Chapitre IV. Origine de la Danse, définition qui en a été faite par les Philosophes.
L’Homme a eu des sensations au premier moment qu’il a respiré, et les sons de la voix, le jeu des traits du visage, les mouvements du corps ont été seuls les expressions de ce qu’il a senti.
Il y a naturellement dans la voix des sons de plaisir et de douleur, de colère et de tendresse, d’affliction et de joie. Il y a de même dans les mouvements du visage et du corps, des gestes de tous ces caractères ; les uns ont été les sources primitives du Chant, et les autres de la Danse.
C’est là ce langage universel entendu par toutes les Nations et par les animaux même ; parce qu’il est antérieur à toutes les conventions, et naturel à tous les êtres qui respirent sur la terre.
Ces sons inarticulés qui étaient une espèce de chant ; et (si on peut s’exprimer ainsi) la Musique naturelle, en se développant peu à peu, peignirent d’une manière non équivoque, quoique grossière, toutes les différentes situations de l’âme, et ils furent précédés et suivis à l’extérieur de gestes relatifs à toutes ces diverses situations.
Le corps fut paisible ou s’agita, les yeux s’enflammèrent ou s’éteignirent ; le visage se colora ou pâlit ; les bras s’ouvrirent ou se fermèrent, s’élevèrent vers le ciel ou retombèrent vers la terre ; les pieds formèrent des pas lents ou rapides ; tout le corps enfin répondit par des positions, des attitudes, des sauts, des ébranlements aux sons dont l’âme peignait ses mouvements. Ainsi le Chant, qui est l’expression primitive du sentiment, en a fait développer une seconde qui était dans l’homme, et c’est cette expression qu’on a nommée Danse.
On voit par là que le Chant et la Danse, que quelques Auteurs et le vulgaire ont cru des expressions outrées, nous sont cependant aussi naturels que le geste même et la voix. L’un et l’autre ne sont en effet, que les instruments de ces deux Arts auxquels ils ont donné lieu, et dont la Nature elle-même est le principe.
Dès qu’il y a eu des hommes, il y a eu sans doute des Chants et des Danses.

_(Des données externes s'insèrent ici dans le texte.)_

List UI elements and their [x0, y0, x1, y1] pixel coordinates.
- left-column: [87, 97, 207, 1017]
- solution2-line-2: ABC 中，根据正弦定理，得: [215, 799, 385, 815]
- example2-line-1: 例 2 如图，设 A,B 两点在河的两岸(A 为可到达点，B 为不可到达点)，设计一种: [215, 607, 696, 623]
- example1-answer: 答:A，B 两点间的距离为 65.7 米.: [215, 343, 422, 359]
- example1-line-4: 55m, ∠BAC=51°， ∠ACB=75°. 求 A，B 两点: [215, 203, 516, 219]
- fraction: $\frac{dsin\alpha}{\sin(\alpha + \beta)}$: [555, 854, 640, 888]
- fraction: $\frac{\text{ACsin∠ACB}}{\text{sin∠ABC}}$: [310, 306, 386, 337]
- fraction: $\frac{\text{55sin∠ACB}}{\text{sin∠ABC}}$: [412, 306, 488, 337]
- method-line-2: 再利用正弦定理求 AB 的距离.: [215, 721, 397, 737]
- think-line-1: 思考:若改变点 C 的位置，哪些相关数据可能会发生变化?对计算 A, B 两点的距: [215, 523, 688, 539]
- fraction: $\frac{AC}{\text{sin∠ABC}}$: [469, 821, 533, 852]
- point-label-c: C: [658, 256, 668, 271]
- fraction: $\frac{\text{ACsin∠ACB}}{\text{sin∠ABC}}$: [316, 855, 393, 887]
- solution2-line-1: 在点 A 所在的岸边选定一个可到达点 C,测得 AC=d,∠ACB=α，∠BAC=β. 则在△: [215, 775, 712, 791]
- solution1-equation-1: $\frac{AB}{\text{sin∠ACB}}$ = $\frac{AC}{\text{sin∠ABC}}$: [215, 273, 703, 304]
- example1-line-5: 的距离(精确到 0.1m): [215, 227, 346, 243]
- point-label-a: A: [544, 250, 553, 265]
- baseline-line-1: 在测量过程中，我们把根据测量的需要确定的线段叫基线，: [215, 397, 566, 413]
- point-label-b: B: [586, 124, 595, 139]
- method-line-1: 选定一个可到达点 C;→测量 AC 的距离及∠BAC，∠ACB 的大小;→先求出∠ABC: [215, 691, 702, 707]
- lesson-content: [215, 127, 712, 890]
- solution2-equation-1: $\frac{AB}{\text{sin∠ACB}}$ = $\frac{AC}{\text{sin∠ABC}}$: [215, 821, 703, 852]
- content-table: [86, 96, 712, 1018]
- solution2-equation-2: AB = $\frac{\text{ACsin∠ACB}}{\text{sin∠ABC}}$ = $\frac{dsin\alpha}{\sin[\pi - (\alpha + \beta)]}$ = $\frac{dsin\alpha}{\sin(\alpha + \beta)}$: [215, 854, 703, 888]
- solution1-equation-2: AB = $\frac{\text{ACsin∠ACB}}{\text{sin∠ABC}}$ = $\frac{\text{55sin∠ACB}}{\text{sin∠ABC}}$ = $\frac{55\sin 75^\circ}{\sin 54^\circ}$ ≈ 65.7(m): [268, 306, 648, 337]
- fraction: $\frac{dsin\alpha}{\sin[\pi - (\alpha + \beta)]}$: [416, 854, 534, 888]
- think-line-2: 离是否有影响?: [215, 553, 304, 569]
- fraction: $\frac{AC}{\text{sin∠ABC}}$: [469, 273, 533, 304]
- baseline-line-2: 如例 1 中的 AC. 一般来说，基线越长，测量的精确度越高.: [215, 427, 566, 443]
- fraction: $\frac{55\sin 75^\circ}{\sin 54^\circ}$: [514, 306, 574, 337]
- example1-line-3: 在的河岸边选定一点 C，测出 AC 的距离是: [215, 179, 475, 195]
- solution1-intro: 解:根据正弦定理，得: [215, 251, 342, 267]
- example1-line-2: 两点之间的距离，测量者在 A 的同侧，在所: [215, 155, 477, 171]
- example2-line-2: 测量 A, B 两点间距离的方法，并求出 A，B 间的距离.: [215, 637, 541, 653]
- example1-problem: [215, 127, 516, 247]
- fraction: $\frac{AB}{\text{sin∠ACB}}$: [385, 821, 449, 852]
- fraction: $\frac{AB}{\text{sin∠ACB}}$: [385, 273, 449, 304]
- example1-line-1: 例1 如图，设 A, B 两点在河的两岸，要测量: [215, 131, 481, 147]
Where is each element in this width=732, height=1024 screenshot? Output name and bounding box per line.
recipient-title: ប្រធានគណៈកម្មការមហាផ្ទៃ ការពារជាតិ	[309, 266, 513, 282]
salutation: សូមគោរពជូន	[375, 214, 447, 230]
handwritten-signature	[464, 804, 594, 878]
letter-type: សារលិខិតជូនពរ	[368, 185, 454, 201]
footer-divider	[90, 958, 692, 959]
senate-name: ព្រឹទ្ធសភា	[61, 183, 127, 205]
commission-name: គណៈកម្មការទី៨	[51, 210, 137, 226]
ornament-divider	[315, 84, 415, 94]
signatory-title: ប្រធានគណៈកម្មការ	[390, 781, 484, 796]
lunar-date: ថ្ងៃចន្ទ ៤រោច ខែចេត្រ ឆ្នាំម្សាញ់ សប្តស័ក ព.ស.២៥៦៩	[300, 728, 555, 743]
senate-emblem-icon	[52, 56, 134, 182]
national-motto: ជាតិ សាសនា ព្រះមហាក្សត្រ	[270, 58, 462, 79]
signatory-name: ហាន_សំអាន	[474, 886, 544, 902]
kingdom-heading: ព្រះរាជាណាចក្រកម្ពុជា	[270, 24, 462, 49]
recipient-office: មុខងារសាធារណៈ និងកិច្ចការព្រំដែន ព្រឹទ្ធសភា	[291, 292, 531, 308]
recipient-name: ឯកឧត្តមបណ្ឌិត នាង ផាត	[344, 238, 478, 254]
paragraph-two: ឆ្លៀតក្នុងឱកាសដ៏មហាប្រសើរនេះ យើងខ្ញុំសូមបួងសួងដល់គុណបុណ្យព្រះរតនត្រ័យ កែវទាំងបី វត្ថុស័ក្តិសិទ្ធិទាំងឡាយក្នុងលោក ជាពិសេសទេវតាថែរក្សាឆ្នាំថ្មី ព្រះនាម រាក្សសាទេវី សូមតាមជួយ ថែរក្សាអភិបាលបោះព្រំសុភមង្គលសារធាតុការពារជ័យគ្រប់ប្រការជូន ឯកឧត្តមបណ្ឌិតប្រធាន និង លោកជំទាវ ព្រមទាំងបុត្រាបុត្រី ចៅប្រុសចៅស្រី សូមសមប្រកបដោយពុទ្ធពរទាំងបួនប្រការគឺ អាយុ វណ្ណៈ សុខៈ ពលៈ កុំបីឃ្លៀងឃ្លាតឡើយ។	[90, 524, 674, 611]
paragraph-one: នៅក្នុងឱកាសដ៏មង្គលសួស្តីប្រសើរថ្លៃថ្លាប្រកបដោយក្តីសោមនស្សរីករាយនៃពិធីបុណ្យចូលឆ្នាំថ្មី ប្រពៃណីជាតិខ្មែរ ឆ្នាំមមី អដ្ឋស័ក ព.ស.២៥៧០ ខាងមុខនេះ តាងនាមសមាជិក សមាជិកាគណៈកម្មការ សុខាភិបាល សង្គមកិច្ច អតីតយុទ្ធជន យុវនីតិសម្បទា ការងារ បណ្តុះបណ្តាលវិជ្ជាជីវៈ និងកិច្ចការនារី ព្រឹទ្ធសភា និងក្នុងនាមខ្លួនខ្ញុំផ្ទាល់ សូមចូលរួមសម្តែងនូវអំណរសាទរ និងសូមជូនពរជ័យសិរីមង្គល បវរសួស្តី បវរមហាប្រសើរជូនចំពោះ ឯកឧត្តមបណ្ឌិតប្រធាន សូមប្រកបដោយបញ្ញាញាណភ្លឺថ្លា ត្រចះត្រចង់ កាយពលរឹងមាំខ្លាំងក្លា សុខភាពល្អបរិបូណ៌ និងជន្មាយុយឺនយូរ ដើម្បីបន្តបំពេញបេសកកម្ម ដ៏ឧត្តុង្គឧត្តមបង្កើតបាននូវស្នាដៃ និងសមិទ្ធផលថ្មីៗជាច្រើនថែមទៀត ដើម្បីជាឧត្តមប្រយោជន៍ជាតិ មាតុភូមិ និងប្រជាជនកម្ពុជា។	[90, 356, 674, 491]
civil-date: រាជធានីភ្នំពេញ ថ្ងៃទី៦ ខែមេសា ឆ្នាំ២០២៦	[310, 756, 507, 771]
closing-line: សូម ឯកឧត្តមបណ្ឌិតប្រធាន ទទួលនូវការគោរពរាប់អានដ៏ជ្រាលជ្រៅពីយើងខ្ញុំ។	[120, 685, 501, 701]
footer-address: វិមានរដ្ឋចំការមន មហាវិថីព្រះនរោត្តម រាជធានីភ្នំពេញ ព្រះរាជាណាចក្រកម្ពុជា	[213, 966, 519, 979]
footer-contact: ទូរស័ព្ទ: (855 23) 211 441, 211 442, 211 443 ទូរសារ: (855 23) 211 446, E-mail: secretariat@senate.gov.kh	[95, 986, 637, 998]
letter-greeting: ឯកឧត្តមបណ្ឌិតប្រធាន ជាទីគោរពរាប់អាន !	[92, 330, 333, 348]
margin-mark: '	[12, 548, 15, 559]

Suivez ces tendres enfants, depuis leur entrée dans le monde, jusqu’au moment où leur raison se développe c’est la Nature primitive qui se peint dans les sons de leur voix, dans les traits de leur visage, dans leurs regards, dans tous leurs mouvements. Observez cette pâleur subite, ces contorsions vives, ces cris perçants, lorsque leur âme est affectée d’un sentiment de douleur. Voyez ce souris aimable, ces regards de feu, ces mouvements rapides, lorsqu’elle est émue par un sentiment de joie. Vous serez alors aisément persuadé, que l’on a chanté et dansé depuis la création du monde jusqu’à nous, et qu’il est vraisemblable que les hommes chanteront et danseront jusqu’à la destruction totale de espèce humaine.
Les différentes affections de l’âme sont donc l’origine des gestes, et la Danse qui en est composée, est par conséquent l’Art de les faire avec grâce et mesure relativement aux affections qu’ils doivent exprimer.
Aussi a-t-elle été définie par les Philosophes qui l’ont le mieux connue, l’Art des gestes. Quoiqu’ils soient tous naturels à l’homme, on a cependant trouvé des moyens, pour donner aux mouvements du corps les agréments dont ils étaient susceptibles. La Nature a fourni les positions : l’expérience a donné les règles.
On apprend ainsi à danser, quoiqu’on ait en soi tous les pas dont se forme la Danse, comme on apprend à chanter, quoiqu’on ait dans la voix tous les sons dont se forme le chant ; parce qu’on développe, par le secours de l’Art, le don reçu de la nature.